Simple, simple, simple--well, it can be or. . . you can add another ingredient or two and make it simple, simple but still tasty, tasty, tasty. My extra ingredient is a diced, crisp red apple because I like both the pineapple and apple and can't choose. It adds not only a splash of colour to the yellow salad but also another layer of flavour.
I am not alone in the addition of the apple (or pineapple for those who formerly just used apple and corn). I had one lady tell me she would make a both a Corn/Pineapple Salad and a Corn/Apple Salad and put them in the same bowl, side by side so everyone could have their favourtie salad from either side or right down the middle. She said she was trying to please everyone in her family. Ah, another superwoman. But I babble on....back to the salad at hand.
Optional ingredients are a little apple cider vinegar and a spoonful of sugar. The apple cider vinegar enhances the apple flavour and the sugar can be used if you like a sweeter dressing, especially if you use the mayonnaise. And, that's all there is too it. Just make sure you drain the corn and pineapple well before mixing with the dressing; even dry it off with paper toweling if it feels wet. One does not want a weepy salad. Because of the weeping factor, this salad is best made shortly (an hour or so) before serving.
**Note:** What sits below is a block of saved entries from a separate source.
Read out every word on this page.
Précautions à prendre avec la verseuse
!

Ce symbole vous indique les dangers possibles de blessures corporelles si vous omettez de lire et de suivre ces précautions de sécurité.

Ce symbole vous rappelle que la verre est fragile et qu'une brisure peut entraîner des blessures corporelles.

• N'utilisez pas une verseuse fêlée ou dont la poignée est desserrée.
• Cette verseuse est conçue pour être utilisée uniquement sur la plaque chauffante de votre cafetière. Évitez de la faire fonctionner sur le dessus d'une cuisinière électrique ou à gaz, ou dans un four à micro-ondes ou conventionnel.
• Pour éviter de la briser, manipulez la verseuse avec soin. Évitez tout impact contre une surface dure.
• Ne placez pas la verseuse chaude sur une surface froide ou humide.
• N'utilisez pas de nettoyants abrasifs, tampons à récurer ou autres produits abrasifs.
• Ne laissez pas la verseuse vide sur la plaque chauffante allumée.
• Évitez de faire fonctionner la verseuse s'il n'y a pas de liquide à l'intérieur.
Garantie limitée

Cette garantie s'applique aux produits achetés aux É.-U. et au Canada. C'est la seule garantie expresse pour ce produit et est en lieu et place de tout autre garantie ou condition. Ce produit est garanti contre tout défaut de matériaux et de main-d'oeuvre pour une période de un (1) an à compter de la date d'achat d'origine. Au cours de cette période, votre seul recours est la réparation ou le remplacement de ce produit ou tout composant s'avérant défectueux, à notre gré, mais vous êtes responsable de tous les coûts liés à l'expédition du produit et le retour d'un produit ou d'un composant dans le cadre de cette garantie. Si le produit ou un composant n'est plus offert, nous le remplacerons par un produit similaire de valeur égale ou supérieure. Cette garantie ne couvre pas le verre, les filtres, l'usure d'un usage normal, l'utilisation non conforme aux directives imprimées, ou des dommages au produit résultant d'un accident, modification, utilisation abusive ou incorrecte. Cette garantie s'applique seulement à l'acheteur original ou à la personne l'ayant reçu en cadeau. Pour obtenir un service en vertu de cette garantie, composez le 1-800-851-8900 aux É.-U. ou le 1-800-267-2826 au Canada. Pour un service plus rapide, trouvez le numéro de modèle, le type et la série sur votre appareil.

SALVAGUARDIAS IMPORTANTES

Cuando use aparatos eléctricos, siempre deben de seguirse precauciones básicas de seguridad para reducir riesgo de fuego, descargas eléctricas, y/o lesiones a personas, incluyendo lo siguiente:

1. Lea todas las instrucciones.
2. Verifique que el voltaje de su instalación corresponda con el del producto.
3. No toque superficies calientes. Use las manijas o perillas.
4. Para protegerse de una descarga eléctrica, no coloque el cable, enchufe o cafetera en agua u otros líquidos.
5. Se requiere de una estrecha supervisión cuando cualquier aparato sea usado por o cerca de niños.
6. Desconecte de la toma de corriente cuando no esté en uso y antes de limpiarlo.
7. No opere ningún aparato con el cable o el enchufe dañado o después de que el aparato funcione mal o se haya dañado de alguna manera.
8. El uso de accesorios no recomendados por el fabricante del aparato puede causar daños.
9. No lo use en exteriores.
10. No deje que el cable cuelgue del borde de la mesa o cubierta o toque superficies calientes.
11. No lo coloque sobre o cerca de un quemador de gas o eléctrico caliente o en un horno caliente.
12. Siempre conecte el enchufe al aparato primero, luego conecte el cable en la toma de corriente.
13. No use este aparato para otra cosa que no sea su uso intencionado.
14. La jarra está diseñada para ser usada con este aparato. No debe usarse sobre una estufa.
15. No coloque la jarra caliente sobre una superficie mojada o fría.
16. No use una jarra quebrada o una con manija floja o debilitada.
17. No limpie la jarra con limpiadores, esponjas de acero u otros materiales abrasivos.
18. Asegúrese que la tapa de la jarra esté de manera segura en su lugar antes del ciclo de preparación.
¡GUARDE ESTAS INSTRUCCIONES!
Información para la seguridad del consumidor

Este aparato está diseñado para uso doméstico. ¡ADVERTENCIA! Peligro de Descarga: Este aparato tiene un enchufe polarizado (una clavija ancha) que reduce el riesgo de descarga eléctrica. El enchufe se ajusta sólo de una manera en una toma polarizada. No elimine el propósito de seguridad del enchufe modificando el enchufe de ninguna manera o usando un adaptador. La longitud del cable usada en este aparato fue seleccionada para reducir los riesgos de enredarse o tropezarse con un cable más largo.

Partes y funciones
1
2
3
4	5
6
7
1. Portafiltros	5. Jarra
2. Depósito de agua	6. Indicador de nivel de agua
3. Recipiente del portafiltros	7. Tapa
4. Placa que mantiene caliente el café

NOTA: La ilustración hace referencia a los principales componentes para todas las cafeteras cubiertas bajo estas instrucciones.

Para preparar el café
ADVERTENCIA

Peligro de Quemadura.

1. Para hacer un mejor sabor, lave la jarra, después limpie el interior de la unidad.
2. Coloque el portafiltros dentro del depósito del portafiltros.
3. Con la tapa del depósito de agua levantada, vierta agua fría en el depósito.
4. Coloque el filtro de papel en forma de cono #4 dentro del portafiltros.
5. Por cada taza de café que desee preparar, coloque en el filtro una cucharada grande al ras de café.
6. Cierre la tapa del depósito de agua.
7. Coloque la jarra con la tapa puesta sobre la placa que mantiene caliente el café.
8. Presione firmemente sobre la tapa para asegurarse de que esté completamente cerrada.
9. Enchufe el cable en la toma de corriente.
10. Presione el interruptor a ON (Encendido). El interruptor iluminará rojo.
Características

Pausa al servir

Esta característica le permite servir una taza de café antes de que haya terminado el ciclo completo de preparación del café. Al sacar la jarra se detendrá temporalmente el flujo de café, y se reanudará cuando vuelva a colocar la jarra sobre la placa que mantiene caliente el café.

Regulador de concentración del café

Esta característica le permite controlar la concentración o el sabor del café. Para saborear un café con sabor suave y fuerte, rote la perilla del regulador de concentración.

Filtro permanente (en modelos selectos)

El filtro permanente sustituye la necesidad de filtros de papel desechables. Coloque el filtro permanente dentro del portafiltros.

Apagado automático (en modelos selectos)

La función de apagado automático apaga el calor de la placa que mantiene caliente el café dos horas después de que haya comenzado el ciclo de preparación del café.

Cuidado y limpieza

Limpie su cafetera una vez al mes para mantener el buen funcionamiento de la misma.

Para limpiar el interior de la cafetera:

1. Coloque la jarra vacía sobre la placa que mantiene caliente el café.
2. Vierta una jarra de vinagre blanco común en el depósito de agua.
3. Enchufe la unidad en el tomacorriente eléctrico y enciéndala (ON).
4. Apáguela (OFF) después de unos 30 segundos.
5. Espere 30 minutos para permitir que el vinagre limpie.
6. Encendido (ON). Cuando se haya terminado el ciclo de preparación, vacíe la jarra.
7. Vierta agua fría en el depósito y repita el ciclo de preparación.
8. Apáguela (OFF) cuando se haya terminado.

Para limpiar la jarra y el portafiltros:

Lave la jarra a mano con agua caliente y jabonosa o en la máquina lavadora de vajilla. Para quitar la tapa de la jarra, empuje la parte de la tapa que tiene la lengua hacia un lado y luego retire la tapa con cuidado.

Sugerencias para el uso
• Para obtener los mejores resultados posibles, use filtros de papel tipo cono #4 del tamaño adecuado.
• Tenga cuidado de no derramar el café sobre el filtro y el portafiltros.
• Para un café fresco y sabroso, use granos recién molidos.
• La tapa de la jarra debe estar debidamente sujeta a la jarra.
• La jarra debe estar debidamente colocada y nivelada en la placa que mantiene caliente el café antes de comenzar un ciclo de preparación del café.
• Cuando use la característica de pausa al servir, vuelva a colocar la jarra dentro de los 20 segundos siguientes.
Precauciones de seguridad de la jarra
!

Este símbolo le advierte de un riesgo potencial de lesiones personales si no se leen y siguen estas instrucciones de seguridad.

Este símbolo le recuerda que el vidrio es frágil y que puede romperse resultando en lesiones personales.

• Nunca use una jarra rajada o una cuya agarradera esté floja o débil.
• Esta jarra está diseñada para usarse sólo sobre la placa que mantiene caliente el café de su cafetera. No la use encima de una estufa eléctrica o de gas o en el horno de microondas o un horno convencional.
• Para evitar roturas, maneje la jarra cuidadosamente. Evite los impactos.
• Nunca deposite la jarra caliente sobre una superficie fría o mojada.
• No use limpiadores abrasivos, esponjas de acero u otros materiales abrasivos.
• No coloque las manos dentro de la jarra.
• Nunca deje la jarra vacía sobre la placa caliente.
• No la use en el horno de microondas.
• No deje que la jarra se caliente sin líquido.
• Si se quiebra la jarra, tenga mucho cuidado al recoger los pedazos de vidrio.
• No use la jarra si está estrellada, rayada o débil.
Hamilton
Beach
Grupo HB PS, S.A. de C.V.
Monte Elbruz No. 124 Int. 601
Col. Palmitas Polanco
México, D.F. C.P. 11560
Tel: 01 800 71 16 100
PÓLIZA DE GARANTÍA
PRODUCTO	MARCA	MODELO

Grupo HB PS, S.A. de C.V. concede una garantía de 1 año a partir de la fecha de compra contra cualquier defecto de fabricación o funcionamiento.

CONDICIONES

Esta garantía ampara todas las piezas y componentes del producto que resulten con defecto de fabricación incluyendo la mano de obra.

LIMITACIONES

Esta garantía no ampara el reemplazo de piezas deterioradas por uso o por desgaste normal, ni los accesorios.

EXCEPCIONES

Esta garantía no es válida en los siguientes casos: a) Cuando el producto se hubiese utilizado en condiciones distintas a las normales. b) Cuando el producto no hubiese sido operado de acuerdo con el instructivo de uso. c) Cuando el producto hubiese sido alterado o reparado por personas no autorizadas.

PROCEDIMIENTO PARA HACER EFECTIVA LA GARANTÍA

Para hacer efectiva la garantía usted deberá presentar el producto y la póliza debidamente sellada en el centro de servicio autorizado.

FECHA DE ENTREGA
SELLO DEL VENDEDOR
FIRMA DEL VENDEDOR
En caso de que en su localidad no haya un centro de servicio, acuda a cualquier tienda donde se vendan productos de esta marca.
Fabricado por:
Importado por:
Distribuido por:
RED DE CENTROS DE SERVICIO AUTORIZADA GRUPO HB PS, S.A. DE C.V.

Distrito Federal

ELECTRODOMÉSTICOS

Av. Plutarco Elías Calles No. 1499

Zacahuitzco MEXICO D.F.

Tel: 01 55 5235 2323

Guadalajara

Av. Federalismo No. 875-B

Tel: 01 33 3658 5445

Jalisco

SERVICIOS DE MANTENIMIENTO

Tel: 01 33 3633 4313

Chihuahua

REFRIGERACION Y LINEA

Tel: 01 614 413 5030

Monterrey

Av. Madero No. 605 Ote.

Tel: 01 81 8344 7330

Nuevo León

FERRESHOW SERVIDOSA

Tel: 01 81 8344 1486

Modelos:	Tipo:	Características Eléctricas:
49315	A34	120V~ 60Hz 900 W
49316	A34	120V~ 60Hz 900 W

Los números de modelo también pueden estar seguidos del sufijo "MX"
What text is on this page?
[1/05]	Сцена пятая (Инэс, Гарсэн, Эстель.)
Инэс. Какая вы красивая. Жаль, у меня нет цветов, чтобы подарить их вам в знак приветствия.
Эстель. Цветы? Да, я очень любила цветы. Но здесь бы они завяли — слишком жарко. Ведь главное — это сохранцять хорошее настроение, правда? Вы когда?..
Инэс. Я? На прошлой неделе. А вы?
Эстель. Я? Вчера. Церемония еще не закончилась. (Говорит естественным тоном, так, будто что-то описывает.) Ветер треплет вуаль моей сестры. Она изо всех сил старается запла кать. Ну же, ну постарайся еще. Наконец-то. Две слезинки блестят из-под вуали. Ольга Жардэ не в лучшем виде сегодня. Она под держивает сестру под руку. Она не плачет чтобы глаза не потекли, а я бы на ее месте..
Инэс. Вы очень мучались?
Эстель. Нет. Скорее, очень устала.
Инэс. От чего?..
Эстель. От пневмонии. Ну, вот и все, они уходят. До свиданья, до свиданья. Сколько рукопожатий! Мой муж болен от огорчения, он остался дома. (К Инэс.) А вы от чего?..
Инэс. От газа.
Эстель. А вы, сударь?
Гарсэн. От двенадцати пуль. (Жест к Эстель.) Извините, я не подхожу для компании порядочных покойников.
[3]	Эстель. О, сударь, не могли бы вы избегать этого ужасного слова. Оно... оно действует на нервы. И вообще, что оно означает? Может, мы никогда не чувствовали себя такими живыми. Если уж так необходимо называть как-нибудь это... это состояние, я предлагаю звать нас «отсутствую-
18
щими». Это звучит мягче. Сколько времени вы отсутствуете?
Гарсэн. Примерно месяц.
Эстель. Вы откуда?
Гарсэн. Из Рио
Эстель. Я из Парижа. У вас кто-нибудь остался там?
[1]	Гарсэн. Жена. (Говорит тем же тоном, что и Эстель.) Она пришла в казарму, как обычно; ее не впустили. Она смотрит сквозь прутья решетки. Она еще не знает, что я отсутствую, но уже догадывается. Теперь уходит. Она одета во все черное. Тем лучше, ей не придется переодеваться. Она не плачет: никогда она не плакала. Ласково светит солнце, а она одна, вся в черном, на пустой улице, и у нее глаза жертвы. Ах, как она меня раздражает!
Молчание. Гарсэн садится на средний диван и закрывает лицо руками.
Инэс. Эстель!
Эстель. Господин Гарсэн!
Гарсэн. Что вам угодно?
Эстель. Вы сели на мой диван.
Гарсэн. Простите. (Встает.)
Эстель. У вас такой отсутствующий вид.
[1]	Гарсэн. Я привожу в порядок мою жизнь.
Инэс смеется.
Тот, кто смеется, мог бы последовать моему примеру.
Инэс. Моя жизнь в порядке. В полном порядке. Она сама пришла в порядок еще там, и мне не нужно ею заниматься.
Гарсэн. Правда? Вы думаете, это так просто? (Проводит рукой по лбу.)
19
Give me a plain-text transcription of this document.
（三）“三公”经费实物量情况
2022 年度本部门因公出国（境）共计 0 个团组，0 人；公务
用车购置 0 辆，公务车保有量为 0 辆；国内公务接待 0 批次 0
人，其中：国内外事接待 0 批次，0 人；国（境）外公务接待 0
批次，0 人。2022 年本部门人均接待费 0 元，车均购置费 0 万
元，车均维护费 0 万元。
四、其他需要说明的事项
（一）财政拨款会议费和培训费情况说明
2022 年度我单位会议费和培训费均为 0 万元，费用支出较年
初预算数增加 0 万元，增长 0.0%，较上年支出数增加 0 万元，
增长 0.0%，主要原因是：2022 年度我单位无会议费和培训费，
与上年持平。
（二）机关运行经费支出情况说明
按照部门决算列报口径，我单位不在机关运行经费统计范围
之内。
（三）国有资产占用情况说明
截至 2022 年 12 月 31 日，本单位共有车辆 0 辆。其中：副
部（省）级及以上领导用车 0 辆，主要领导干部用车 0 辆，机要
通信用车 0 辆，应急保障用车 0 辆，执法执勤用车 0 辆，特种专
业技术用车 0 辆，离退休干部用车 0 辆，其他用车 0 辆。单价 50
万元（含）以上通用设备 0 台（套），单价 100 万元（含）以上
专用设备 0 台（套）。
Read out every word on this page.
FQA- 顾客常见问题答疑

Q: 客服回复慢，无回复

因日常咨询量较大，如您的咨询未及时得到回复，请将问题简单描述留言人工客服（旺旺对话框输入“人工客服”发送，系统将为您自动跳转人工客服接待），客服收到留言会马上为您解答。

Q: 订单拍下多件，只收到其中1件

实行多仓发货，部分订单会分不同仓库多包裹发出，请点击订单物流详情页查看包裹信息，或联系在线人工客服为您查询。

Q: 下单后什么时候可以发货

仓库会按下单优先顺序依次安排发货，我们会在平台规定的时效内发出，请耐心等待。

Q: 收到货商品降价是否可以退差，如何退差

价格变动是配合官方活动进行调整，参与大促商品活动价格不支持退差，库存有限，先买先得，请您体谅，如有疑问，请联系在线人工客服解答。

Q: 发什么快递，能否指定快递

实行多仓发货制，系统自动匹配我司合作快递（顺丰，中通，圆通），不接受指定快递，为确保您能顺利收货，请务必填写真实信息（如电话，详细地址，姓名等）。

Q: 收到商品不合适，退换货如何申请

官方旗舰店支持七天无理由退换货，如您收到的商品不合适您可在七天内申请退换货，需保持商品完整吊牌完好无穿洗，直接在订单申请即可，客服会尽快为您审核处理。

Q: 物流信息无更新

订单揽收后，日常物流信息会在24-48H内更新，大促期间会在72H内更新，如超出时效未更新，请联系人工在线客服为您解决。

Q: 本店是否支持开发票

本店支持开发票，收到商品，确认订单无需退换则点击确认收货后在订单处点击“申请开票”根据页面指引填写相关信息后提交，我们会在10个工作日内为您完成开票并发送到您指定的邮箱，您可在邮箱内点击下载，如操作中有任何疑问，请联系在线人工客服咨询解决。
Corn Salad with Apple and Pineapple
1 can of corn niblets, 341 ml or 12 fl. oz. or 1½ cups cold, cooked corn, well drained
1 can pineapple tidbits, 398 ml or 14 f. oz or 1¾ cups, measured and then well drained
1 medium/large red, crisp apple, diced with peel on
¼-⅓ cup mayonnaise or Miracle Whip type salad dressing
1 teaspoon apple cider vinegar, optional
1 teaspoon sugar, optional
A shake or 2 of salt and pepper, if desired
Drain corn and pineapple until very dry. The pineapple juice may be saved for fruit punch or a smoothie (or just drink it while making the salad). Place the dry corn and pineapple in a medium sized bowl.
Wash and dry the apple. Leave on the skin and dice in medium pieces. Mix with the corn and pineapple. Add the mayonnaise or salad dressing. Add the apple cider vinegar and sugar if using. Give a shake or 2 of salt and pepper if you'd like and combine everything. Refrigerate until ready to use.
Makes about 3 cups of salad or 4-6 servings.
The main ingredients. I used frozen corn which I cooked, drained and cooled. You can see, how after draining the pineapple, I spread it out on paper towels and patted it as dry as I could get it. I used the reddest apple I could find.
The most labour intensive job to this salad is dicing the apples. It comes together in minutes once everything is in the bowl. I like to use mayonnaise as the dressing with the apple cider vinegar and sugar. I rarely use salt or pepper with this salad but be my guest if you'd like to.
A tasty salad for any cold plate or side dish for a barbecue.